Yes, HTML blocks aren't handled properly when not at root level. They are recognized, but not always treated the same as they are at document root level. This is unfortunately just the way Python Markdown works currently. Inline HTML is handled fine while nested under other constructs, but block elements will often have their content parsed as Markdown in these circumstances.

waylan commented 1 month ago

Ah, so you want your <script> tag to be treated as block-level raw HTML. Note that the Markdown rules state:

The only restrictions are that block-level HTML elements — e.g. <div>, <table>, <pre>, <p>, etc. — must be separated from surrounding content by blank lines, and the start and end tags of the block should not be indented with tabs or spaces. Markdown is smart enough not to add extra (unwanted) <p> tags around HTML block-level tags.

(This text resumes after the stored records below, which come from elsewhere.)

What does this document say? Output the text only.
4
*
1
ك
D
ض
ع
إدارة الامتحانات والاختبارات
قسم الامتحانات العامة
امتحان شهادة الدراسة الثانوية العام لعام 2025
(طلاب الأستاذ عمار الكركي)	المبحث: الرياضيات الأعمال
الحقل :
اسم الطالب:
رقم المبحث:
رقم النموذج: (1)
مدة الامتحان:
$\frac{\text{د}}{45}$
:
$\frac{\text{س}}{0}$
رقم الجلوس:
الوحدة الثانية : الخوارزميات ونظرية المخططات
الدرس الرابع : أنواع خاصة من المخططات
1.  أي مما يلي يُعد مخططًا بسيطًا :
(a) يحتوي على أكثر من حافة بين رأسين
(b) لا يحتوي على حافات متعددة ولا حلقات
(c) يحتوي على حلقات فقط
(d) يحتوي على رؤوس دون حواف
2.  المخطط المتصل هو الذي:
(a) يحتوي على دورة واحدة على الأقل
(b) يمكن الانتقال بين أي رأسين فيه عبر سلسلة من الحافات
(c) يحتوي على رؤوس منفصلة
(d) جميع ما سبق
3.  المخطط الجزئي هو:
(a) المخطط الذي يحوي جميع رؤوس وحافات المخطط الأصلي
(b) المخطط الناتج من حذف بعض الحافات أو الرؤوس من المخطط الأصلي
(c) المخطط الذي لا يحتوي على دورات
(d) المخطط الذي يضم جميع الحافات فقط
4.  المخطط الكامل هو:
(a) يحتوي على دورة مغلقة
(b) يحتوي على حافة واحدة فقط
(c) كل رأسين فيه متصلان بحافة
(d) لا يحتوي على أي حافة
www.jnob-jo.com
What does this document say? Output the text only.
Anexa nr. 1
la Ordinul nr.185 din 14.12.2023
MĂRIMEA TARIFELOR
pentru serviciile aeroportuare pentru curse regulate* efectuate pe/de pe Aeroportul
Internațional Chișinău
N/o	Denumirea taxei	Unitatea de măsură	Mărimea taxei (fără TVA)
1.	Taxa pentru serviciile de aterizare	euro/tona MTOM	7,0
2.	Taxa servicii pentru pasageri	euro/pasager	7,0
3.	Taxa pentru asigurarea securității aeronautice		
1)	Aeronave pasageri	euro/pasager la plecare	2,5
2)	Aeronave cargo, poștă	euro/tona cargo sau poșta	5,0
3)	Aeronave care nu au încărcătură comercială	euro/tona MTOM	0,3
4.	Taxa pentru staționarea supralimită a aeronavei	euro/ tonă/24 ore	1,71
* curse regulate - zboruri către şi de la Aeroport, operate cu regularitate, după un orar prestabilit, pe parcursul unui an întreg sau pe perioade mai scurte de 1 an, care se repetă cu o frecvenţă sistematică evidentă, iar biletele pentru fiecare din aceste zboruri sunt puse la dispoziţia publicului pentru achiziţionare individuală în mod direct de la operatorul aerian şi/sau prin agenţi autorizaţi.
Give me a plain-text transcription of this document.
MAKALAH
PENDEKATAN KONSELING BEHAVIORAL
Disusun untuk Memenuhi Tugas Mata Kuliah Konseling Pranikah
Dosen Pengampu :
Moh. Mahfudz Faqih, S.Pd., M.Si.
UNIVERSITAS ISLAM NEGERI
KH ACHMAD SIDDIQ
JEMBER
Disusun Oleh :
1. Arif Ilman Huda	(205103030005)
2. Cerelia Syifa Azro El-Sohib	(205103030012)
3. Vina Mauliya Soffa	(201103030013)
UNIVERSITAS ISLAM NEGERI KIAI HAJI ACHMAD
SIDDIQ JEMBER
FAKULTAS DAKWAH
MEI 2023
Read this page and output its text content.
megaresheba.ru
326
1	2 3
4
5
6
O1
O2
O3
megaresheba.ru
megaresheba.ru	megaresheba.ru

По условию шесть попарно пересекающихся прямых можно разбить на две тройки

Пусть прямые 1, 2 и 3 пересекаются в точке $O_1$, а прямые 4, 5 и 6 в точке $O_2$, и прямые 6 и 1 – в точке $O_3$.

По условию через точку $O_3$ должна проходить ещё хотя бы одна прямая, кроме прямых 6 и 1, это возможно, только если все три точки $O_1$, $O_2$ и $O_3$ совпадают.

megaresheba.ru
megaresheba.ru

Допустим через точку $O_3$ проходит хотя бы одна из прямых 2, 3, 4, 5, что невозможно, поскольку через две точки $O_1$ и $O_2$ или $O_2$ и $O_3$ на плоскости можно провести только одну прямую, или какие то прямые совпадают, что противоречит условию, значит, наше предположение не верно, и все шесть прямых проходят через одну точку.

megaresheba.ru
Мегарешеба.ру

Pay particular attention to the phrase "the start and end tags of the block should not be indented with tabs or spaces." This effectively means that block-level HTML cannot be nested because they must begin with the first character of a line. In other words, to follow this rule, the parser intentionally does not allow your desired behavior. So @facelessuser you are incorrect when you state that "HTML blocks aren't handled properly when not at root level." This is the correct behavior, which admittedly is counterintuitive. But we didn't write the rules, we just follow them.

facelessuser commented 1 month ago

So @facelessuser you are incorrect when you state that "HTML blocks aren't handled properly when not at root level.

Fair enough. I tried to express that there is a restriction, but I didn't really stress that it is a rule-based restriction.

nbanyan commented 1 month ago

Ok. Unfortunately PyMdown Extensions snippet maintains the indentation and doesn't have an option to strip the indentation (selectively or otherwise), so I'll need to change the JavaScript to survive being parsed by Markdown.